Шрифт:
Интервал:
Закладка:
Лиза оборачивается, и он видит её глаза, смотрящие прямо из-под дурацкой конусообразной шляпы.
Он очнулся и увидел всё то же — ровные ряды зелёных индикаторов и мерно пульсирующее изображение реактора на экране. Он уговаривал себя больше не ходить в «Зону приключений», но вечером пятницы вновь обнаружил себя на диванчике, где полагалось ожидать, как освободится какая-нибудь капсула.
Нужно было залезть в этот пиратский сундук мертвеца, и там начнётся настоящая жизнь.
Наконец, он погрузился в подсоленную воду. За ним задвинули крышку, и началось плавание в темноте.
Он снова очутился на раскалённом песке.

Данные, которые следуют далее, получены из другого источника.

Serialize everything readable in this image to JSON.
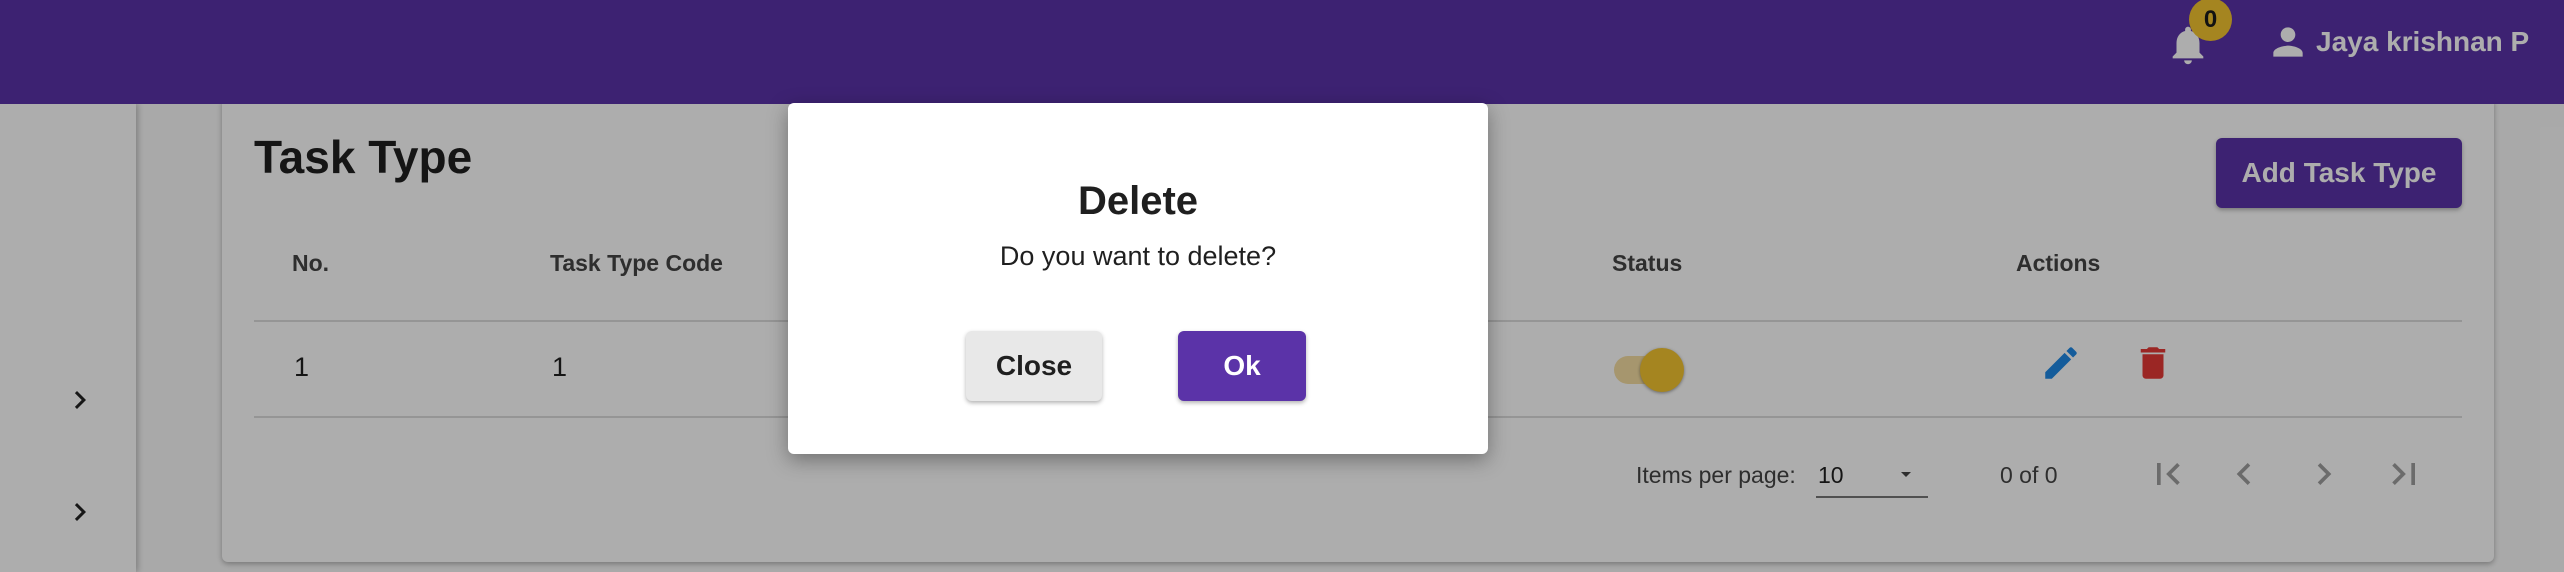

Очень хотелось пить, опасность была рядом, а рука сжимала рукоять боевой стали.
Это была какая-то ошибка — он заказывал путешествие в космос.

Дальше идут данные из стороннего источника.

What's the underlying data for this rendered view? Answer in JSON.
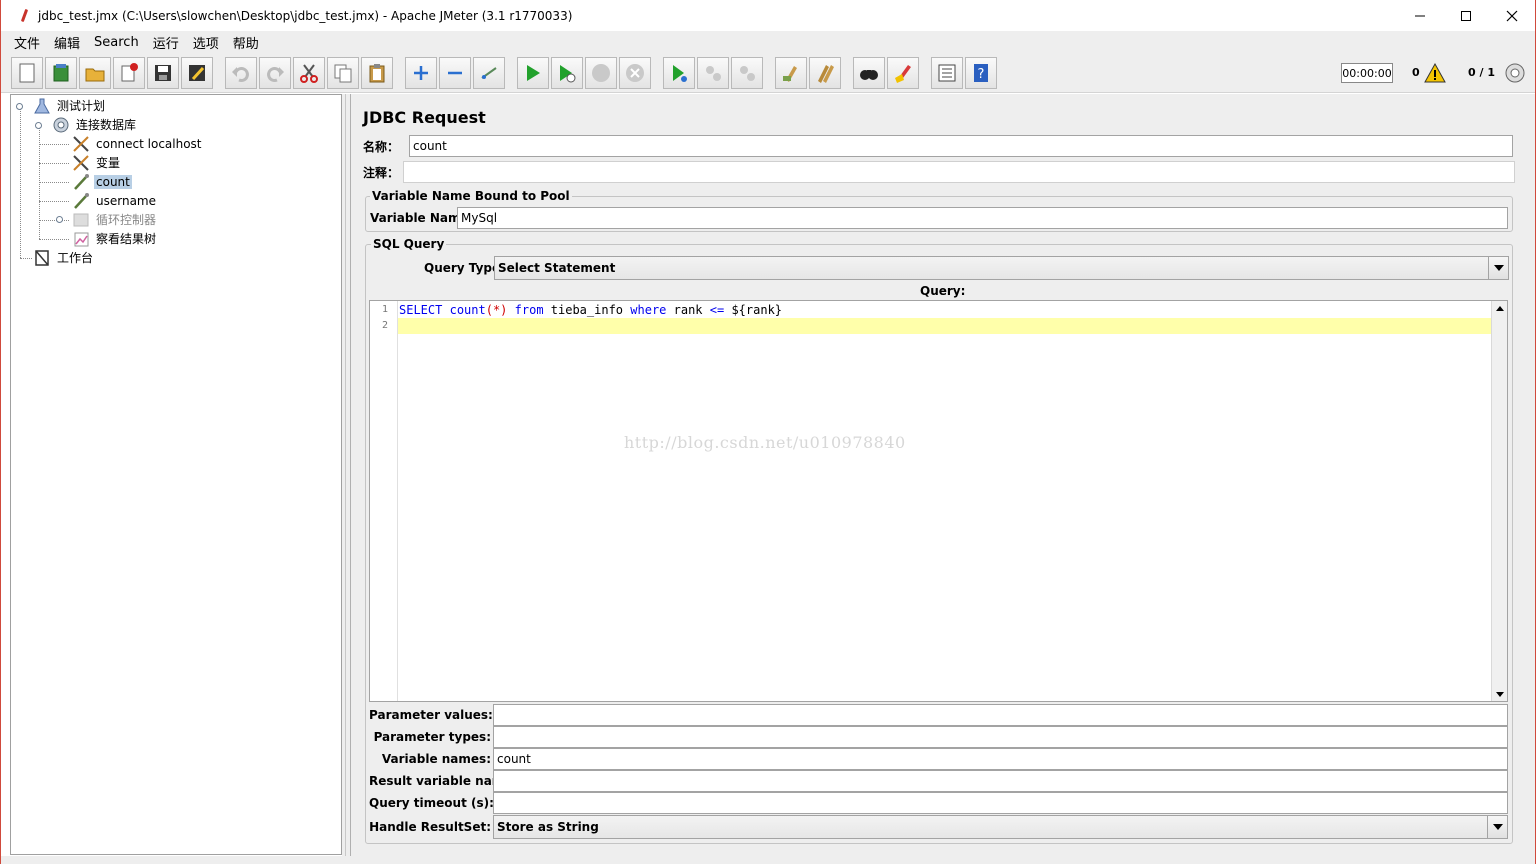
{
  "window": {
    "title": "jdbc_test.jmx (C:\\Users\\slowchen\\Desktop\\jdbc_test.jmx) - Apache JMeter (3.1 r1770033)",
    "minimize": "—",
    "maximize": "☐",
    "close": "✕"
  },
  "menu": [
    "文件",
    "编辑",
    "Search",
    "运行",
    "选项",
    "帮助"
  ],
  "toolbar": {
    "timer": "00:00:00",
    "warnings": "0",
    "threads": "0 / 1",
    "buttons": [
      "new-icon",
      "templates-icon",
      "open-icon",
      "close-icon",
      "save-icon",
      "save-as-icon",
      "undo-icon",
      "redo-icon",
      "cut-icon",
      "copy-icon",
      "paste-icon",
      "expand-icon",
      "collapse-icon",
      "toggle-icon",
      "start-icon",
      "start-no-pause-icon",
      "stop-icon",
      "shutdown-icon",
      "remote-start-icon",
      "remote-stop-icon",
      "remote-shutdown-icon",
      "clear-icon",
      "clear-all-icon",
      "search-icon",
      "reset-search-icon",
      "function-helper-icon",
      "help-icon"
    ]
  },
  "tree": {
    "items": [
      {
        "label": "测试计划",
        "icon": "test-plan-icon"
      },
      {
        "label": "连接数据库",
        "icon": "thread-group-icon"
      },
      {
        "label": "connect localhost",
        "icon": "config-element-icon"
      },
      {
        "label": "变量",
        "icon": "config-element-icon"
      },
      {
        "label": "count",
        "icon": "sampler-icon"
      },
      {
        "label": "username",
        "icon": "sampler-icon"
      },
      {
        "label": "循环控制器",
        "icon": "controller-icon"
      },
      {
        "label": "察看结果树",
        "icon": "listener-icon"
      },
      {
        "label": "工作台",
        "icon": "workbench-icon"
      }
    ]
  },
  "form": {
    "title": "JDBC Request",
    "name_label": "名称：",
    "name_value": "count",
    "comment_label": "注释：",
    "comment_value": "",
    "pool_group": "Variable Name Bound to Pool",
    "var_name_label": "Variable Name:",
    "var_name_value": "MySql",
    "sql_group": "SQL Query",
    "query_type_label": "Query Type:",
    "query_type_value": "Select Statement",
    "query_label": "Query:",
    "code": {
      "line1_no": "1",
      "line2_no": "2",
      "t1": "SELECT",
      "t2": "count",
      "t3": "(*)",
      "t4": "from",
      "t5": "tieba_info",
      "t6": "where",
      "t7": "rank",
      "t8": "<=",
      "t9": "${rank}"
    },
    "param_values_label": "Parameter values:",
    "param_values": "",
    "param_types_label": "Parameter types:",
    "param_types": "",
    "var_names_label": "Variable names:",
    "var_names": "count",
    "result_var_label": "Result variable name:",
    "result_var": "",
    "timeout_label": "Query timeout (s):",
    "timeout": "",
    "handle_rs_label": "Handle ResultSet:",
    "handle_rs_value": "Store as String"
  },
  "watermark": "http://blog.csdn.net/u010978840"
}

Хотелось чего-то высокотехнологичного, чтобы нестись через пространство на корабле Илона Маска и пролетать над марсианской пустыней, а за спиной должен переливаться радужный круг геликоптера. Потом будет космопорт, упоительная заваруха, и он полетит на боевое задание, а внизу — грязные повстанцы будут разбегаться от очередей лазерных пушек. Или он будет стрелять из крупнокалиберного пулемёта по надвигающейся воздушной армаде. Но вокруг был только песок, у берега торчали остовы кораблей, а на горизонте горел не то город, не то деревня.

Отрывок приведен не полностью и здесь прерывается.